I’m struggling with how to submit the tool outputs, and when (on which listener). Could you elaborate a little? I don’t quite understand the particulars of your comment.
The submit tool outputs is done from “on_tool_call_done” event handler when required_action.type is “submit_tool_outputs”.
Python implementation for that I have is here: azureai-assistant-tool/sdk/azure-ai-assistant/azure/ai/assistant/management/assistant_client.py at main · Azure-Samples/azureai-assistant-tool · GitHub
Now I am struggling how to implement function calling in streaming assistant run in my NestJS project.
As you know, The example code is like this.
const run = openai.beta.threads.runs.createAndStream(thread.id, {
assistant_id: assistant.id
})
.on('textCreated', (text) => process.stdout.write('\nassistant > '))
.on('textDelta', (textDelta, snapshot) => process.stdout.write(textDelta.value))
.on('toolCallCreated', (toolCall) => process.stdout.write(`\nassistant > ${toolCall.type}\n\n`))

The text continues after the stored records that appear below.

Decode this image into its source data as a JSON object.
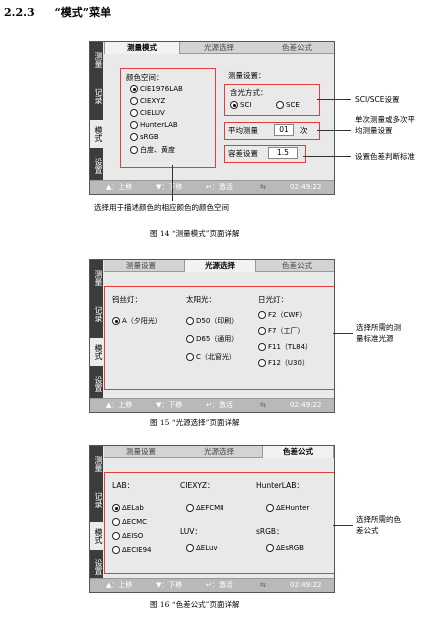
{
  "section": {
    "number": "2.2.3",
    "title": "“模式”菜单"
  },
  "side_menu": [
    "测量",
    "记录",
    "模式",
    "设置"
  ],
  "bottom_bar": {
    "up": "▲：上移",
    "down": "▼：下移",
    "activate": "↵：激活",
    "pc_icon": "⇆",
    "time": "02:49:22"
  },
  "fig14": {
    "tabs": [
      "测量模式",
      "光源选择",
      "色差公式"
    ],
    "color_space_title": "颜色空间：",
    "color_spaces": [
      "CIE1976LAB",
      "CIEXYZ",
      "CIELUV",
      "HunterLAB",
      "sRGB",
      "白度、黄度"
    ],
    "measure_settings_title": "测量设置：",
    "specular_label": "含光方式：",
    "sci": "SCI",
    "sce": "SCE",
    "avg_label": "平均测量",
    "avg_value": "01",
    "avg_unit": "次",
    "tol_label": "容差设置",
    "tol_value": "1.5",
    "annot_sci": "SCI/SCE设置",
    "annot_avg_1": "单次测量或多次平",
    "annot_avg_2": "均测量设置",
    "annot_tol": "设置色差判断标准",
    "annot_bottom": "选择用于描述颜色的相应颜色的颜色空间",
    "caption": "图 14 “测量模式”页面详解"
  },
  "fig15": {
    "tabs": [
      "测量设置",
      "光源选择",
      "色差公式"
    ],
    "tungsten_title": "钨丝灯：",
    "tungsten": [
      "A（夕阳光）"
    ],
    "sun_title": "太阳光：",
    "sun": [
      "D50（印刷）",
      "D65（通用）",
      "C（北窗光）"
    ],
    "fluor_title": "日光灯：",
    "fluor": [
      "F2（CWF）",
      "F7（工厂）",
      "F11（TL84）",
      "F12（U30）"
    ],
    "annot_1": "选择所需的测",
    "annot_2": "量标准光源",
    "caption": "图 15 “光源选择”页面详解"
  },
  "fig16": {
    "tabs": [
      "测量设置",
      "光源选择",
      "色差公式"
    ],
    "lab_title": "LAB：",
    "lab": [
      "ΔELab",
      "ΔECMC",
      "ΔEISO",
      "ΔECIE94"
    ],
    "xyz_title": "CIEXYZ：",
    "xyz": [
      "ΔEFCMⅡ"
    ],
    "luv_title": "LUV：",
    "luv": [
      "ΔELuv"
    ],
    "hunter_title": "HunterLAB：",
    "hunter": [
      "ΔEHunter"
    ],
    "srgb_title": "sRGB：",
    "srgb": [
      "ΔEsRGB"
    ],
    "annot_1": "选择所需的色",
    "annot_2": "差公式",
    "caption": "图 16 “色差公式”页面详解"
  }
}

.on('toolCallDelta', (toolCallDelta, snapshot) => {
if (toolCallDelta.type === 'code_interpreter') {
if (toolCallDelta.code_interpreter.input) {
process.stdout.write(toolCallDelta.code_interpreter.input);
}
if (toolCallDelta.code_interpreter.outputs) {
process.stdout.write("\noutput >\n");
toolCallDelta.code_interpreter.outputs.forEach(output => {
if (output.type === "logs") {
process.stdout.write(`\n${output.logs}\n`);
}
});
}
}
});
I would like to know about event handler of nodejs SDK.

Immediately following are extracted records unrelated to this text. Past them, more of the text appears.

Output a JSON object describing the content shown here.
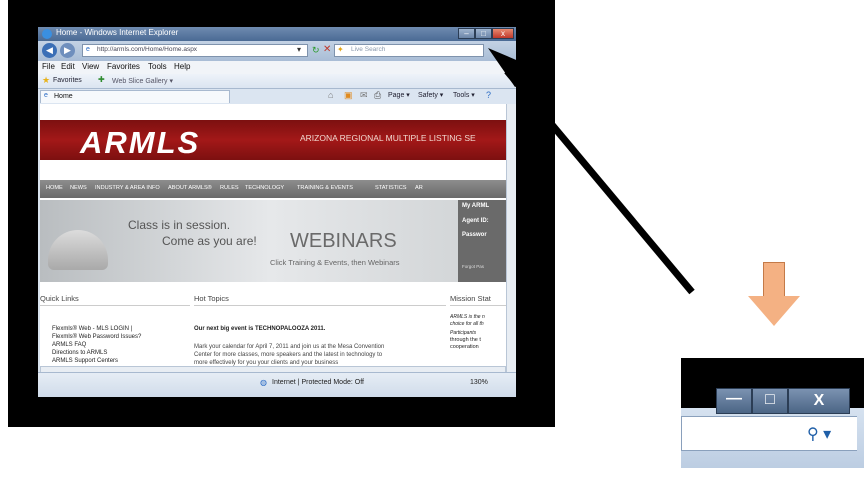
{
  "window": {
    "title": "Home - Windows Internet Explorer",
    "address": "http://armls.com/Home/Home.aspx",
    "search_placeholder": "Live Search"
  },
  "menu": [
    "File",
    "Edit",
    "View",
    "Favorites",
    "Tools",
    "Help"
  ],
  "favorites": {
    "label": "Favorites",
    "web_slice": "Web Slice Gallery ▾"
  },
  "tab": {
    "label": "Home"
  },
  "commandbar": {
    "page": "Page ▾",
    "safety": "Safety ▾",
    "tools": "Tools ▾"
  },
  "site": {
    "logo": "ARMLS",
    "tagline": "ARIZONA REGIONAL MULTIPLE LISTING SE",
    "nav": [
      "HOME",
      "NEWS",
      "INDUSTRY & AREA INFO",
      "ABOUT ARMLS®",
      "RULES",
      "TECHNOLOGY",
      "TRAINING & EVENTS",
      "STATISTICS",
      "AR"
    ],
    "banner": {
      "line1": "Class is in session.",
      "line2": "Come as you are!",
      "webinars": "WEBINARS",
      "sub": "Click Training & Events, then Webinars"
    },
    "login": {
      "title": "My ARML",
      "agent": "Agent ID:",
      "password": "Passwor",
      "forgot": "Forgot Pas"
    },
    "quick_links": {
      "title": "Quick Links",
      "items": [
        "Flexmls® Web - MLS LOGIN |",
        "Flexmls® Web Password Issues?",
        "ARMLS FAQ",
        "Directions to ARMLS",
        "ARMLS Support Centers"
      ]
    },
    "hot_topics": {
      "title": "Hot Topics",
      "headline": "Our next big event is TECHNOPALOOZA 2011.",
      "body1": "Mark your calendar for April 7, 2011 and join us at the Mesa Convention",
      "body2": "Center for more classes, more speakers and the latest in technology to",
      "body3": "more effectively for you your clients and your business"
    },
    "mission": {
      "title": "Mission Stat",
      "l1": "ARMLS is the n",
      "l2": "choice for all th",
      "l3": "Participants",
      "l4": "through the t",
      "l5": "cooperation"
    }
  },
  "status": {
    "zone": "Internet | Protected Mode: Off",
    "zoom": "130%"
  },
  "zoom_inset": {
    "minimize": "—",
    "maximize": "□",
    "close": "X",
    "search_glyph": "⚲ ▾"
  }
}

Is there anyone to know about that? especially function calling of streaming assistant?
I’m in the same boat (nodejs). I had non-streaming function calls working, and was able to get streaming working for regular text responses, but now I’m stuck on function calling. I’m accumulating the argument chunks, and adding them to the object returned on the listener toolCallDone which looks like below. I assume it’s producing the object so we can use it.
{
index: 0,
id: 'call_I5q5dyCFtmkakKXkJACD8cBX',
type: 'function',
function: {
name: 'my_function',
arguments: '{ my_accumulated_args }',
output: null
}
}
Then I’m trying to run the function calls which should work, but I am a bit confused on how to run .submitToolOutputs, since before openai.beta.threads.runs.retrieve(threadId, runId)
returned the threadId and runId used, but openai.beta.threads.runs.createAndStream
does not seem to. I’m also unsure of how to capture requires_action
like before. This change in logic is mainly what’s tripping me up. I know I’m missing something here, but it’s hard to really tell from the sparse examples. I think one complete example laying out the logic would be helpful.
I am pretty much experiencing the same confusion. But, requires_action I think should be the event where you trigger the functions, since that is what it is for non-streaming. Currently I just can’t figure out how to capture requires_action…how were you able to? Like you said, the names for nodejs are not align.